To address the labor-intensive manual operations and insufficient scenario coverage in small Unmanned Aerial Systems (sUAS) flight testing, this paper proposes AutoSimTest—a novel end-to-end simulation testing framework powered by collaborative multi-role Large Language Model (LLM) agents. The framework enables natural-language-driven generation of diverse tasks and environments, cross-platform (Gazebo/JSBSim) and cross-flight-controller (PX4/ArduPilot) automatic configuration, executable script compilation, and semantic result analysis, all accessible via a web-based interactive visualization interface. It introduces the first LLM-based multi-agent architecture for simulation testing, achieving fully automated test-loop closure and semantic human–system interaction. Experimental evaluation demonstrates a scene auto-generation rate exceeding 90%, a 75% reduction in developer manual effort, and a threefold increase in test scenario diversity.

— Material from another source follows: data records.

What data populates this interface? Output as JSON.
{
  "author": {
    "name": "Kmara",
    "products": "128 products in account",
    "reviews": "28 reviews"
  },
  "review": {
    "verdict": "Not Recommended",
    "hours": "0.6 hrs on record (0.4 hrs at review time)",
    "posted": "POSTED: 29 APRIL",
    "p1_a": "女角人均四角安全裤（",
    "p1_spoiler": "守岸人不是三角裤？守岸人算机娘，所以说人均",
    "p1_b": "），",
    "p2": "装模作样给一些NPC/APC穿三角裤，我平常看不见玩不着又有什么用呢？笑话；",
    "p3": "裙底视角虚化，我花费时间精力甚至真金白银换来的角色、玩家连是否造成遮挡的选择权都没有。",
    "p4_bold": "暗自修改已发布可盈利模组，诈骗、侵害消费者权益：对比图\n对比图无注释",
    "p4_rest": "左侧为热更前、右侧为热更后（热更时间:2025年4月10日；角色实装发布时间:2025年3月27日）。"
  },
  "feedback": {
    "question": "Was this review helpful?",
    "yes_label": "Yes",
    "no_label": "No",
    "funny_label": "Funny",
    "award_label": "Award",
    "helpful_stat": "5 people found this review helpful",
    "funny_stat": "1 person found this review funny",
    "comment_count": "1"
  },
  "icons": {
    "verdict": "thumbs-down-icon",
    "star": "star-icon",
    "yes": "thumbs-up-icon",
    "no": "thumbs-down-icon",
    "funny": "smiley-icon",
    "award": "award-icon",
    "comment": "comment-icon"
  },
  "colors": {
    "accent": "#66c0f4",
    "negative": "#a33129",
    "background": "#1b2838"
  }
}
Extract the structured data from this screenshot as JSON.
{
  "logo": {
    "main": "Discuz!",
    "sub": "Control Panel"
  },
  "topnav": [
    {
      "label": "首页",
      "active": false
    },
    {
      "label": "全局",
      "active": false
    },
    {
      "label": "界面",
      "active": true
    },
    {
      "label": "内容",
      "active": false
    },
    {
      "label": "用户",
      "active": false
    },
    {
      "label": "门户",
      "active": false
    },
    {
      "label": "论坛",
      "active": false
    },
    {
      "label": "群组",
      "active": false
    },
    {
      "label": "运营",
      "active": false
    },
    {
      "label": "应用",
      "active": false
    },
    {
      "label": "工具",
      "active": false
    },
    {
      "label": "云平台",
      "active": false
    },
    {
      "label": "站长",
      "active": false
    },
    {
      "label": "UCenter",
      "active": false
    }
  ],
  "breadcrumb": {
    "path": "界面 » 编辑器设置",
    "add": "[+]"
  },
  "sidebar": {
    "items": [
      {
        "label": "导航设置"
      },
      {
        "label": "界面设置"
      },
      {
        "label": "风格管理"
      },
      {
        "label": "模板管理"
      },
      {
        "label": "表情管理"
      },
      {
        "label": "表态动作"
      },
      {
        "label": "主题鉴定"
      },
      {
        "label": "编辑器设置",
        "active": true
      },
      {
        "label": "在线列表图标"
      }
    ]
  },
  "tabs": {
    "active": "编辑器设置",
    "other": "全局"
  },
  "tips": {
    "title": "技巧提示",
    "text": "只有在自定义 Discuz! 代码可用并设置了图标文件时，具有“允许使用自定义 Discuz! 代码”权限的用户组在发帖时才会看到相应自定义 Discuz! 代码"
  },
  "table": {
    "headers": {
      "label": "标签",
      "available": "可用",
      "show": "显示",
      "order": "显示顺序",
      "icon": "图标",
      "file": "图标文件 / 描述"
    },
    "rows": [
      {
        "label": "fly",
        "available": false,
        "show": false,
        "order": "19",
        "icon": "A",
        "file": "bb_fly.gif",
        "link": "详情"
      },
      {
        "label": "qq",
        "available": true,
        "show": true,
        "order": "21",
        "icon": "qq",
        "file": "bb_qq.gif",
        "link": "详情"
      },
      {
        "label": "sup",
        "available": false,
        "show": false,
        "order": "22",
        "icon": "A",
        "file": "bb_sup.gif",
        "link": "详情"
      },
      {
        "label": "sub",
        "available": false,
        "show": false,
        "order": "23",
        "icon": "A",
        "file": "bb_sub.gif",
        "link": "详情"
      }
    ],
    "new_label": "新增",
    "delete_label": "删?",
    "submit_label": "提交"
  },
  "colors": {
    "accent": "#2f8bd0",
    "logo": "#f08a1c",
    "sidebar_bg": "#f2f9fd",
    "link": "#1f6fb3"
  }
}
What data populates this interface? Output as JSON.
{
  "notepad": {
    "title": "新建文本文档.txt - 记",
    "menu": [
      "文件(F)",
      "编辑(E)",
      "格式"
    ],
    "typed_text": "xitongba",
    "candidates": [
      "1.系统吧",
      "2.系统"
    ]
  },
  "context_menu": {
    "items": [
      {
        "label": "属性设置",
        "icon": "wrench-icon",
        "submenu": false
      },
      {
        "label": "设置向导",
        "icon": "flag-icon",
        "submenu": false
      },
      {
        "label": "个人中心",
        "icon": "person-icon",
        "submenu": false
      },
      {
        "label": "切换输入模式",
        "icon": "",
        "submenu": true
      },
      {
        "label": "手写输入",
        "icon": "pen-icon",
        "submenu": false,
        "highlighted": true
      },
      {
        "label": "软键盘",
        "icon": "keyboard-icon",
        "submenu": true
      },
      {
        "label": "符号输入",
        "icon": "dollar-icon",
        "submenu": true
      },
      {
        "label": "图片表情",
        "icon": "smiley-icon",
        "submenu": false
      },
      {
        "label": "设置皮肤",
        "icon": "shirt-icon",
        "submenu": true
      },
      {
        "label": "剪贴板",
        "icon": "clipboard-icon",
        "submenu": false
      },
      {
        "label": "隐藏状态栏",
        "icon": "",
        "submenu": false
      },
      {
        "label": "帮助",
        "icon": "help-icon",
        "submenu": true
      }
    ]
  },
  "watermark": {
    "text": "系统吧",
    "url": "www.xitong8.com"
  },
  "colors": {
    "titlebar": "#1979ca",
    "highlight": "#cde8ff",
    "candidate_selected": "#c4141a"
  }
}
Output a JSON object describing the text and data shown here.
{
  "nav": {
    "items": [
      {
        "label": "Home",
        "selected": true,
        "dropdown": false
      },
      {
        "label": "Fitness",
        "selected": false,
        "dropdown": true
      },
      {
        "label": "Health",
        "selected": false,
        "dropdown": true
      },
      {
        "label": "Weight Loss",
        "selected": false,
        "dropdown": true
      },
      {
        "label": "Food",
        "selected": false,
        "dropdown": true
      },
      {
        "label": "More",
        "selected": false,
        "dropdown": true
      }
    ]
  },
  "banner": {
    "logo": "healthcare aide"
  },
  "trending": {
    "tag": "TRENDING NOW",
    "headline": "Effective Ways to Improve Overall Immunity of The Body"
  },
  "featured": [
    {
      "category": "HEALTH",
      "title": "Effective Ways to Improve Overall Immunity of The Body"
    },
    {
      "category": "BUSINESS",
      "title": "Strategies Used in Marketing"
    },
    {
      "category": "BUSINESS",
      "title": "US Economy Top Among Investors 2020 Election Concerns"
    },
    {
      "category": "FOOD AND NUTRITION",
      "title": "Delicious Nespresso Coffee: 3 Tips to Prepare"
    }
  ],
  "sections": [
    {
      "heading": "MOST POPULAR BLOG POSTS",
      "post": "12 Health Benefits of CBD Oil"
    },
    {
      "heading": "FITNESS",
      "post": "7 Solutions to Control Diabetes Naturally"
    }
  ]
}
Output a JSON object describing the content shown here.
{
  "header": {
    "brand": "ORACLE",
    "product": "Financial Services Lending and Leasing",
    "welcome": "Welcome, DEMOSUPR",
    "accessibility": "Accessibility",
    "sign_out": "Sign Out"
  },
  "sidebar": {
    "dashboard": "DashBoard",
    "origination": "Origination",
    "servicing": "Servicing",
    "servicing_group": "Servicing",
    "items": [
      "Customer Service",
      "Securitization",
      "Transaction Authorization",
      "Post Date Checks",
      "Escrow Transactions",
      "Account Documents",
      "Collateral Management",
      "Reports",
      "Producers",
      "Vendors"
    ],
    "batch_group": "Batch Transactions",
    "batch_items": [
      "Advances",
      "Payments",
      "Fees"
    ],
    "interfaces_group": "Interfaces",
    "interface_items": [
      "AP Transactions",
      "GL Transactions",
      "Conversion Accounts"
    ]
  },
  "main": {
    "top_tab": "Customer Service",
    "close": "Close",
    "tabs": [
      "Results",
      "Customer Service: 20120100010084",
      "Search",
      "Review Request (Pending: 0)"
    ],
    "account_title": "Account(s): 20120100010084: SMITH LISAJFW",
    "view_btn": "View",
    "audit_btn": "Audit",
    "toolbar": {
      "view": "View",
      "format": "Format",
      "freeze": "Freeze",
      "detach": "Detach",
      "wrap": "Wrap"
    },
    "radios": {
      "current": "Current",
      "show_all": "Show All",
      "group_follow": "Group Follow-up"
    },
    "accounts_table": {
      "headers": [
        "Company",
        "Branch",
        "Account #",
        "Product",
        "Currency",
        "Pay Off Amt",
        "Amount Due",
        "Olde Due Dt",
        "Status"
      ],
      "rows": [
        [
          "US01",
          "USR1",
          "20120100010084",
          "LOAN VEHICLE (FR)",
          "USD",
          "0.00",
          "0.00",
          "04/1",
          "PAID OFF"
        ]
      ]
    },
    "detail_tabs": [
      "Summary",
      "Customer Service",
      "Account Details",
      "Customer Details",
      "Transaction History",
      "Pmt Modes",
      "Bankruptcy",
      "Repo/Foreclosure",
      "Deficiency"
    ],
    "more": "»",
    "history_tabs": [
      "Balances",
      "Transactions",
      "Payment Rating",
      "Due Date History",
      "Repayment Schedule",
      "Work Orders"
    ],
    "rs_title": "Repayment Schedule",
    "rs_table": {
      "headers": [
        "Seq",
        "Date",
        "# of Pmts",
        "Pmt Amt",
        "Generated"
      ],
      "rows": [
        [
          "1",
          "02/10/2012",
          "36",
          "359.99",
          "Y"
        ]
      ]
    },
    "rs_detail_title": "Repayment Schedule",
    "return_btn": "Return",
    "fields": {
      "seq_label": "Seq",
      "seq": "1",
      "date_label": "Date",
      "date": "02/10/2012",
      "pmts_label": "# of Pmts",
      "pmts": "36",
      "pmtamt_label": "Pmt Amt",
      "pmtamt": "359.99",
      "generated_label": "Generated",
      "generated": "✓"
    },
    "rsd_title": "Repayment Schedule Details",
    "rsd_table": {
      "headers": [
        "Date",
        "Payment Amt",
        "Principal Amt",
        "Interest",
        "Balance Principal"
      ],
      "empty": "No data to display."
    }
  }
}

Thorough simulation testing is crucial for validating the correct behavior of small Uncrewed Aerial Systems (sUAS) across multiple scenarios, including adverse weather conditions (such as wind, and fog), diverse settings (hilly terrain, or urban areas), and varying mission profiles (surveillance, tracking). While various sUAS simulation tools exist to support developers, the entire process of creating, executing, and analyzing simulation tests remains a largely manual and cumbersome task. Developers must identify test scenarios, set up the simulation environment, integrate the System under Test (SuT) with simulation tools, formulate mission plans, and collect and analyze results. These labor-intensive tasks limit the ability of developers to conduct exhaustive testing across a wide range of scenarios. To alleviate this problem, in this paper, we propose AutoSimTest, a Large Language Model (LLM)-driven framework, where multiple LLM agents collaborate to support the sUAS simulation testing process. This includes: (1) creating test scenarios that subject the SuT to unique environmental contexts; (2) preparing the simulation environment as per the test scenario; (3) generating diverse sUAS missions for the SuT to execute; and (4) analyzing simulation results and providing an interactive analytics interface. Further, the design of the framework is flexible for creating and testing scenarios for a variety of sUAS use cases, simulation tools, and SuT input requirements. We evaluated our approach by (a) conducting simulation testing of PX4 and ArduPilot flight-controller-based SuTs, (b) analyzing the performance of each agent, and (c) gathering feedback from sUAS developers. Our findings indicate that AutoSimTest significantly improves the efficiency and scope of the sUAS testing process, allowing for more comprehensive and varied scenario evaluations while reducing the manual effort.